Knight Without Armour
Poushkoff
British agent working in Russia is forced to remain longer than planned once the revolution begins. After being released from prison in Siberia he poses as a Russian Commissar. Because of his position among the revolutionaries, he is able to rescue a Russian countess from the Bolsheviks.
Rembrandt
Govaert Flinck
This character study joins the painter at the height of his fame in 1642, when his adored wife suddenly dies and his work takes a dark, sardonic turn that offends his patrons. By 1656, he is bankrupt but consoles himself with the company of pretty maid Hendrickje, whom he's unable to marry. Their relationship brings ostracism but also some measure of happiness.

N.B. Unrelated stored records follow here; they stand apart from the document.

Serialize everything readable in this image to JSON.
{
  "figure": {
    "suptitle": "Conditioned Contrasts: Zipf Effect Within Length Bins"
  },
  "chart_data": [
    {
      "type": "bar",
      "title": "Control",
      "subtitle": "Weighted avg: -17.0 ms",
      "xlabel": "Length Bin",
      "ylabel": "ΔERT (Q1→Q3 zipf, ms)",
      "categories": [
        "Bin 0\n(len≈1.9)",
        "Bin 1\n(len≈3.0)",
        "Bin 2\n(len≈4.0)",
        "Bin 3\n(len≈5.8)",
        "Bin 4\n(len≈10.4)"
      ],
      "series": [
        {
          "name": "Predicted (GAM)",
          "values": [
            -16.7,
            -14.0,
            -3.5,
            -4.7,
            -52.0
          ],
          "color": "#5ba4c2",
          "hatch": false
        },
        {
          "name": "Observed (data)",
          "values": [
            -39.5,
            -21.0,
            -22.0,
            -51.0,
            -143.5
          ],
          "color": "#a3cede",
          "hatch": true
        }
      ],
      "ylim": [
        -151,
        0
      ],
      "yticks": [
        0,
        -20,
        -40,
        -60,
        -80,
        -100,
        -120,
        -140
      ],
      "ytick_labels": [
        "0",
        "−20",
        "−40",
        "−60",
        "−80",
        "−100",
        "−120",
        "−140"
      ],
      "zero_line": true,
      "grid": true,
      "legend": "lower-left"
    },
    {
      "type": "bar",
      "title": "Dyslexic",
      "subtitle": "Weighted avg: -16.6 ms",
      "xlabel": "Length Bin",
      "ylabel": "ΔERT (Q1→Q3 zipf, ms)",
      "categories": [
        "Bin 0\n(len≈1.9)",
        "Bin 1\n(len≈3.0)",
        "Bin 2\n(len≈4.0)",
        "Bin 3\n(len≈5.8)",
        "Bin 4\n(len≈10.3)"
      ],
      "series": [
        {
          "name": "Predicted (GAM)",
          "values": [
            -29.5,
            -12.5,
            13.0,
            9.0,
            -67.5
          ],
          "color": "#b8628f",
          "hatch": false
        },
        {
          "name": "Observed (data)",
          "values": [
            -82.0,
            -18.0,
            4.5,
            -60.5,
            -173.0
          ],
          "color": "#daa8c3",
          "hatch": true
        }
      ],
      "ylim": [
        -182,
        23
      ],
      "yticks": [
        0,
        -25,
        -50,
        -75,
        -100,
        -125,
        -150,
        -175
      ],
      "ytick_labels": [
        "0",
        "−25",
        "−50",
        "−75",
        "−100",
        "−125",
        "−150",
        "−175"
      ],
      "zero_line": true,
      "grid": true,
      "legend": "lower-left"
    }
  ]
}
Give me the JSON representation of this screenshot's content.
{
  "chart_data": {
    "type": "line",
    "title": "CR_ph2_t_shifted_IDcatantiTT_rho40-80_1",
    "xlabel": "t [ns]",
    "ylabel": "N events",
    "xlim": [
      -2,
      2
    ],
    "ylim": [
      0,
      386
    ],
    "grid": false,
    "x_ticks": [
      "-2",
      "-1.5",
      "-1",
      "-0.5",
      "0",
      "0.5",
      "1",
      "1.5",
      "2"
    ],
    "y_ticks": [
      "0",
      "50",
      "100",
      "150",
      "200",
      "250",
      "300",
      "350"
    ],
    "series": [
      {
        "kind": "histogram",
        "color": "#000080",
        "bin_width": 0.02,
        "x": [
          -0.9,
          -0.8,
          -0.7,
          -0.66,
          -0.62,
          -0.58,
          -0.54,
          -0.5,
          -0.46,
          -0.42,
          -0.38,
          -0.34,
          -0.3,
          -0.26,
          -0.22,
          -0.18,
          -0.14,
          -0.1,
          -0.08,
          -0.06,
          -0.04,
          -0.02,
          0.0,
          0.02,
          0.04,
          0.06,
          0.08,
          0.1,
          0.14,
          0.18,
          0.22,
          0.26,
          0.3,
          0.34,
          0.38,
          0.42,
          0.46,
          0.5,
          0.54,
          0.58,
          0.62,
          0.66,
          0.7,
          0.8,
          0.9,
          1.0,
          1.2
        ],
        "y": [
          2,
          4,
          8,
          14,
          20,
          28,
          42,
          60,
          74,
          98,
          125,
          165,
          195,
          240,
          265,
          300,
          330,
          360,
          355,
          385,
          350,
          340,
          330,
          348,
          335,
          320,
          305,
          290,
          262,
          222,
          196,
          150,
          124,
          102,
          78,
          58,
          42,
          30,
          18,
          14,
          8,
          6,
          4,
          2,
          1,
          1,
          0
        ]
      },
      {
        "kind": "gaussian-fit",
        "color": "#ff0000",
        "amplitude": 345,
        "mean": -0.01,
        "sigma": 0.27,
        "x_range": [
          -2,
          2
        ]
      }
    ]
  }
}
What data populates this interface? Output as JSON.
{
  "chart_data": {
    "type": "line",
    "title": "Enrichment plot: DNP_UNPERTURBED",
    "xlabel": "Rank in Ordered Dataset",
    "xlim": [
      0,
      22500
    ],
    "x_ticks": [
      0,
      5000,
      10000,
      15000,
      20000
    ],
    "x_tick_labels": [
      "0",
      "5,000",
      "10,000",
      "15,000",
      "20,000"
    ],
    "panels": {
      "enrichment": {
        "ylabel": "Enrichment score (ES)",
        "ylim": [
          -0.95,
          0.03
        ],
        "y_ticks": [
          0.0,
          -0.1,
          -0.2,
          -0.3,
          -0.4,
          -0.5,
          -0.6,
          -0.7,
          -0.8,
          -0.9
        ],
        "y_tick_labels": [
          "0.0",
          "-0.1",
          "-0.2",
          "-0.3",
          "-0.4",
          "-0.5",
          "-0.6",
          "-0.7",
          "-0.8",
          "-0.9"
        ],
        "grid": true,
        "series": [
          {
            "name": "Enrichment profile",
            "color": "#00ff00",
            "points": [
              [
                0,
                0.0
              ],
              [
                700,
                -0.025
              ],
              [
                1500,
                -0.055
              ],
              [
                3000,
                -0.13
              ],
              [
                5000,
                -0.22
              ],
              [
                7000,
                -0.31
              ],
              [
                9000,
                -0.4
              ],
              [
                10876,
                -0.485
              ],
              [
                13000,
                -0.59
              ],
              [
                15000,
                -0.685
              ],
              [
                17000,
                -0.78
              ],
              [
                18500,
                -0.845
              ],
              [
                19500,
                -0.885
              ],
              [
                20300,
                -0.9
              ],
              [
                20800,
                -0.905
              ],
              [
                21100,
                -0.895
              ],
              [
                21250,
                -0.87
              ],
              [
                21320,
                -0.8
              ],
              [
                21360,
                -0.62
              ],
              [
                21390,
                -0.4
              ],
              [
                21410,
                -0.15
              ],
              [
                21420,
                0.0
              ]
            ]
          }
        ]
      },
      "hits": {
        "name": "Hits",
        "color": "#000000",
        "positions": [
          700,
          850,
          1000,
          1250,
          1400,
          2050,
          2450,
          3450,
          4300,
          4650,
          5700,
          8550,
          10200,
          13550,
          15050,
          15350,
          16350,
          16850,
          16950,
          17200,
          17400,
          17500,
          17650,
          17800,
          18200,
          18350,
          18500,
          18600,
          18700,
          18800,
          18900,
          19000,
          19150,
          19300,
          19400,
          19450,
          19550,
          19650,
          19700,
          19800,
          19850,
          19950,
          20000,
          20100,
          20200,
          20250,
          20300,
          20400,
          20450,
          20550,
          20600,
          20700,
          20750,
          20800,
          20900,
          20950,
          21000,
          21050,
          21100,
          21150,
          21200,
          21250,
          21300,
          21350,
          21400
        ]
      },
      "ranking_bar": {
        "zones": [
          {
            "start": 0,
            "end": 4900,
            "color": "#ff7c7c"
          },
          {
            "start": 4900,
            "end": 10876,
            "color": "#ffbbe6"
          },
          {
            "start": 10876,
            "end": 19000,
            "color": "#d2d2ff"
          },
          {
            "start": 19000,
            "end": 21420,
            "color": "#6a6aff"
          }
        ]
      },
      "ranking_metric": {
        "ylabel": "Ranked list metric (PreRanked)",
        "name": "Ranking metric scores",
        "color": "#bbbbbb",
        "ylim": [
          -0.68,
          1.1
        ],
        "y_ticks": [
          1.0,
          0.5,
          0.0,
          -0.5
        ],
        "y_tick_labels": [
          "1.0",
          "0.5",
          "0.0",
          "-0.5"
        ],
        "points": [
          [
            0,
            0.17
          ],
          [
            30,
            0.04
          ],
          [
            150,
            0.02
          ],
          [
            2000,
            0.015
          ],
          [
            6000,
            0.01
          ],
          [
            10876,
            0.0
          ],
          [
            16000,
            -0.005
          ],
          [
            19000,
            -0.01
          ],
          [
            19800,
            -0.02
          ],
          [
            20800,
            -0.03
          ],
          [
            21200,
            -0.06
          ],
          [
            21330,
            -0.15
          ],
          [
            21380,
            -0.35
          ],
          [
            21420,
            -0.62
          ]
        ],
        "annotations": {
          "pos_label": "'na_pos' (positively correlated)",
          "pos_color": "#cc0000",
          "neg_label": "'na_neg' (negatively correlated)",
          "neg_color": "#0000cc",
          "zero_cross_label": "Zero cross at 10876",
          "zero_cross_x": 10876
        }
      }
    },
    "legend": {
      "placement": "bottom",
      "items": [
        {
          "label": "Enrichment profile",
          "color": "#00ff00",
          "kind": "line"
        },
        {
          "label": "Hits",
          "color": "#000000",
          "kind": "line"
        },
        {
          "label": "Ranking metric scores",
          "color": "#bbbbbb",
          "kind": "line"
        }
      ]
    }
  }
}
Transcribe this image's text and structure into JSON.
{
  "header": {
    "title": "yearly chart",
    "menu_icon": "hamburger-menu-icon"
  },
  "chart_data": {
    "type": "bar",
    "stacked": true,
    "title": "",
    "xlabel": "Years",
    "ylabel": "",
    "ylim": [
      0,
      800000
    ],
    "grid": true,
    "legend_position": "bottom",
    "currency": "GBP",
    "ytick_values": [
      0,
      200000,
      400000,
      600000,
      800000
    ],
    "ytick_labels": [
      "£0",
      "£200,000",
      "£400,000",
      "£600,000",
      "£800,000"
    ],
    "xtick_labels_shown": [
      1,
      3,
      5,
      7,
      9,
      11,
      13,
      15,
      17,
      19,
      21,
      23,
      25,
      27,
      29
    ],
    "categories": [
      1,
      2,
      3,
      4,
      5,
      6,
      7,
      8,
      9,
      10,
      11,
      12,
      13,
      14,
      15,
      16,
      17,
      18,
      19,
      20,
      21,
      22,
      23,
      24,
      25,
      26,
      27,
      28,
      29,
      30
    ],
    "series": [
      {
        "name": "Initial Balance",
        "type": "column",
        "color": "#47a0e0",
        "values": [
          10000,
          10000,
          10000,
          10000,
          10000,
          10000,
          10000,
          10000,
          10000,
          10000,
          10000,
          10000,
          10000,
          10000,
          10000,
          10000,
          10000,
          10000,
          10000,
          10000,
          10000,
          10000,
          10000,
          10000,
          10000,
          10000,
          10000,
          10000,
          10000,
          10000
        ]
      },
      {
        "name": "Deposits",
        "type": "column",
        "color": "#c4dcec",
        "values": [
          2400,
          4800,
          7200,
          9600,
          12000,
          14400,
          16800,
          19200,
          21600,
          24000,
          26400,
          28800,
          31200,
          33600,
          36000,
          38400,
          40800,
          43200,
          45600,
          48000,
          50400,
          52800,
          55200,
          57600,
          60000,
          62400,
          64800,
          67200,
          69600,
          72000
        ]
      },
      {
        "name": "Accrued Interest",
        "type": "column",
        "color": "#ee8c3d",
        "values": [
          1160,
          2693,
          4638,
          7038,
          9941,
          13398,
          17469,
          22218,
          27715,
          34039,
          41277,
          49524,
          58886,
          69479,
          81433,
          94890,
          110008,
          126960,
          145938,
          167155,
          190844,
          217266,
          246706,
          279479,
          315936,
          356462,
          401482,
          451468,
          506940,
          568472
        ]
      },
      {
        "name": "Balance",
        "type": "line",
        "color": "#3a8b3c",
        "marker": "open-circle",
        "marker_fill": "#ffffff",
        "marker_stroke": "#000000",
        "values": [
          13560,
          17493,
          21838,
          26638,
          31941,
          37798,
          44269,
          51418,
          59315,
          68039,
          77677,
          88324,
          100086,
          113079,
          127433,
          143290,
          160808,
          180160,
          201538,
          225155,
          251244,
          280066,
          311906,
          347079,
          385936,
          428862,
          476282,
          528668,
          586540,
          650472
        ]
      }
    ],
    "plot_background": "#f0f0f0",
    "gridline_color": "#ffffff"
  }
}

The final scenes find him in his last year, 1669, physically enfeebled but his spirit undimmed.
Things to Come
The Airman (uncredited)
The story of a century: a decades-long second World War leaves plague and anarchy, then a rational state rebuilds civilization and attempts space travel.
Once in a New Moon
Edward Teale
When a small English town is dragged out into space by the force of a 'dead star' passing Earth, the populace try to organise a local government based on equal rights for all, but conflicts arise between the local aristocracy and the villagers.